A falência moral da Igreja do papa
O escândalo de abusos sexuais em Boston foi imortalizado no filme Spotlight - segredos revelados, em 2015. O advogado das vítimas, Mitchell Garabedian, também estava entre os personagens. Quando eu o encontrei por ocasião de um painel de discussão na faculdade de direito da Universidade de Harvard, em Cambridge, ele não se lembrava de uma entrevista que fizera com ele 14 anos antes.
Desde então, o papa polonês foi sucedido por um alemão e um argentino. O pontificado de todos os sumos sacerdotes foi ofuscado por escândalos de abuso. Após as revelações em Boston, apareceram outros em Austrália, Irlanda, Alemanha, Filipinas e Tanzânia. Em todo o mundo cristão. O horror, a descrença, a decepção, a dor, a raiva – essas emoções são compartilhadas pelos fiéis em todo o mundo.
É um escândalo que une os fiéis, aproximando-os entre si, e os leva a se revoltar contra o clero. Ao mesmo tempo, ele leva as pessoas a deixarem, às centenas de milhares, a Igreja Católica. A prática diabólica com a qual os servos do Senhor nutriam seus jogos sexuais está além de qualquer coisa em que uma boa alma católica possa pensar. É compreensível, portanto, que alguns fiéis vejam aqui as mãos do próprio Satanás.
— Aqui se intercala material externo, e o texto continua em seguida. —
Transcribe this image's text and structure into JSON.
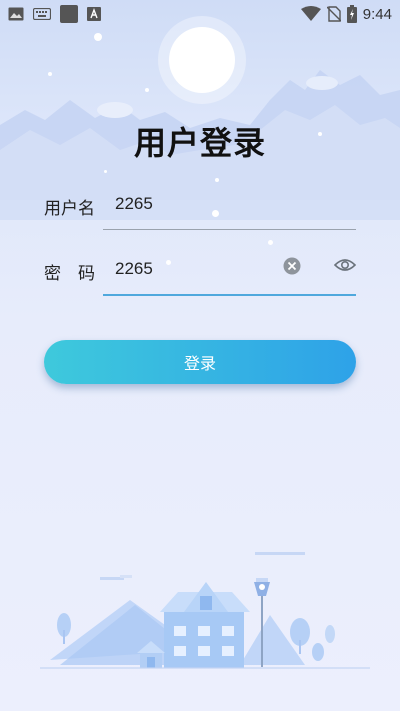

Mas a verdade parece ser, muito mais provavelmente, que esse sistema, que considera a sexualidade vivida como algo negativo, com exceção de alguns poucos casos, e essa estrutura, em que panelinhas e grupos de homens fazem parte da natureza da coisa, tenham levado aos piores excessos. A Igreja papal celibatária está moralmente falida, ela acabou consigo própria. Estamos vivendo o maior momento de definições do destino da Igreja desde a Reforma. No momento, não dá para pensar em nada que ainda possa impedir sua total derrocada.
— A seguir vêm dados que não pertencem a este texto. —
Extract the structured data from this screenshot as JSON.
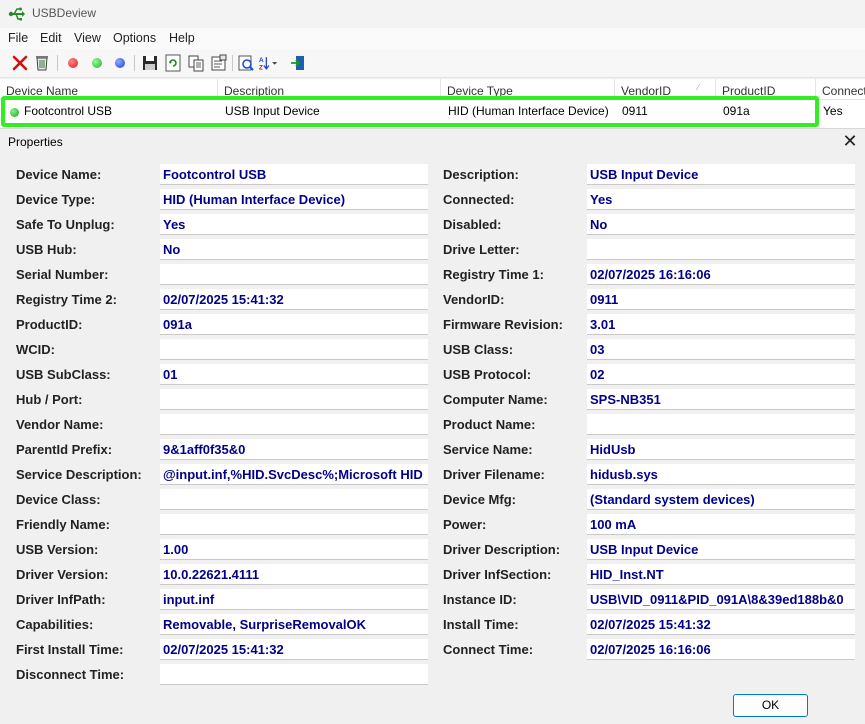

E, agora, o próprio papa Francisco se vê no centro das acusações. O ex-embaixador da Santa Sé nos Estados Unidos Carlo Maria Viganò o acusou publicamente de ter tido conhecimento, já em 2013, das acusações contra o ex-arcebispo de Washington Theodore McCarrick. Esta mensagem cai como uma bomba no dia em que Francisco termina sua viagem à Irlanda, onde se encontrou com vítimas de abuso e pediu perdão pelo sofrimento que sua Igreja causou às pessoas. A Irlanda católica abriu, por causa do escândalo, um novo capítulo em sua relação com a autoridade central romana.
O recente escândalo de abusos sexuais da Pensilvânia não é o último, assim como o de Boston em 2002 não foi o primeiro. Foi apenas o primeiro a vir à luz. Antes disso, se passaram muitas décadas, séculos, em que a opinião pública crítica não conseguira lançar sua luz sobre a escuridão, a escuridão das sacristias e vicariatos. Nestes tempos, a Igreja era tão poderosa que ninguém podia se antepor à destruição das almas – cuja salvação ela alega ter como missão. Agora é o tempo da distinção sobre a qual o Senhor fala no Evangelho de Mateus: o joio deve ser arrancado sem afetar o trigo. Se isso ainda pode vingar numa Igreja na qual, diz-se, a cumplicidade vai subindo até o papa, é algo mais do que questionável. De qualquer forma, o Senhor da Igreja está do lado dos fracos e não do lado do clero.
Alexander Görlach é linguista e teólogo, pesquisador da Universidade de Cambridge e articulista dos jornais New York Times e Neue Zürcher Zeitung.